Dallas Stoller alleged in 2018 that Bowen Turner sexually assaulted her at a party.  She has since died and the first-degree criminal sexual conduct charge was dropped.  (Photo: Dallas Stoller/Facebook)

Dallas Stoller alleged in 2018 that Bowen Turner sexually assaulted her at a party. She has since died and the first-degree criminal sexual conduct charge was dropped. (Photo: Dallas Stoller/Facebook)

Dallas Stoller alleged in 2018 that Bowen Turner sexually assaulted her at a party. She has since died and the first-degree criminal sexual conduct charge was dropped. (Photo: Dallas Stoller/Facebook)

“Where are the rights of victims? Brette Tabatabai, Stoller’s sister, asked. “There are no victims’ rights. It’s been 3 and a half years, where are they? And he rejects that because she’s dead.

The Stoller family has not said how Dallas died, but they told WCSC that the gossip and stress of the alleged incident weighed heavily on the young woman even after high school.

On Friday, Turner pleaded guilty to the lesser offense of battery, allowing him to avoid having to register as a sex offender. “Circuit Judge Markley Dennis sentenced him under the Young Offenders Act to a maximum sentence of six years, suspended to five years of probation. The probationary period cannot be shortened,” The Times and the Democrat reports.

“It’s like when you walk into a convenience store and rob it at gunpoint, but then you’re accused of stealing a candy bar,” Bess said.
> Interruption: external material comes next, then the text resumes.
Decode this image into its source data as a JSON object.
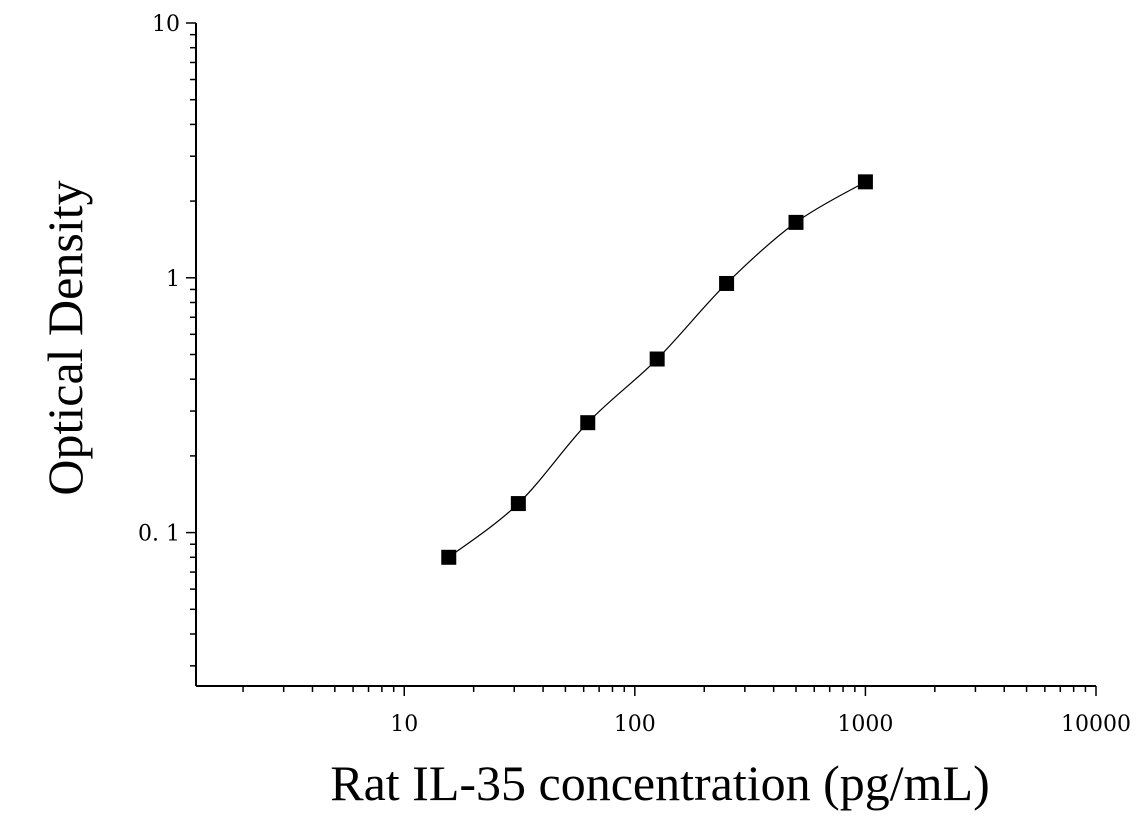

It’s almost as if America doesn’t want white men to go to jail. I mean America surely knows that white men commit crimes, but they are less likely to serve time in prison for their misdemeanors. I know. Seems like I’m basing my entire position on guesswork and hyperbole, so let’s look at the stats. According to a study carried out by The color of justice, “Black Americans are incarcerated in state prisons at nearly 5 times the rate of white Americans.” And, more importantly, “In 12 states, more than half of the prison population is black: Alabama, Delaware, Georgia, Illinois, Louisiana, Maryland, Michigan, Mississippi, New Jersey, North Carolina, South Carolina and Virginia “.

And if you want to argue that Turner was a teenager when he allegedly sexually assaulted, let’s look at those numbers as well.

“Black youth are more than four times more likely to be detained or committed to juvenile facilities than their white peers, according to national data collected in October 2019 and recently released. In 2015, the incarceration rate for black youth was 5.0 times higher than that of their white peers,” according to a study by the Sentencing Project.

“Forty-one percent of youth in care are black, even though black Americans make up only 15 percent of all youth in the United States. Black youths are more likely to be in custody than white youths in all but one state: Hawaii. »

Throughout the time I worked on this piece, I kept trying to figure out when Bowen Turner attended Stanford and when he joined the Stanford swim team. And then it occurred to me that I thought of Brock Turner, another white man charged with sexual assault who served about three months in prison even after two college students found him on top of an unconscious woman and held him there until the police arrived. The judge felt that a longer sentence would have had a “serious impact” on Turner. Brock Turner and Bowen Turner are not related. I just have a bad memory of white men escaping jail for horrible crimes.

“I believe in my heart that there is a good possibility that things would be different if things were done the way they were meant to be – if justice was served the way it was meant to be,” Tabatabai said.

I don’t know how to tell Tabatabai that justice has been served. The justice system did exactly what it was designed to do.

CORRECTION: An earlier version of this story incorrectly identified Karl Stoller as Turner’s father.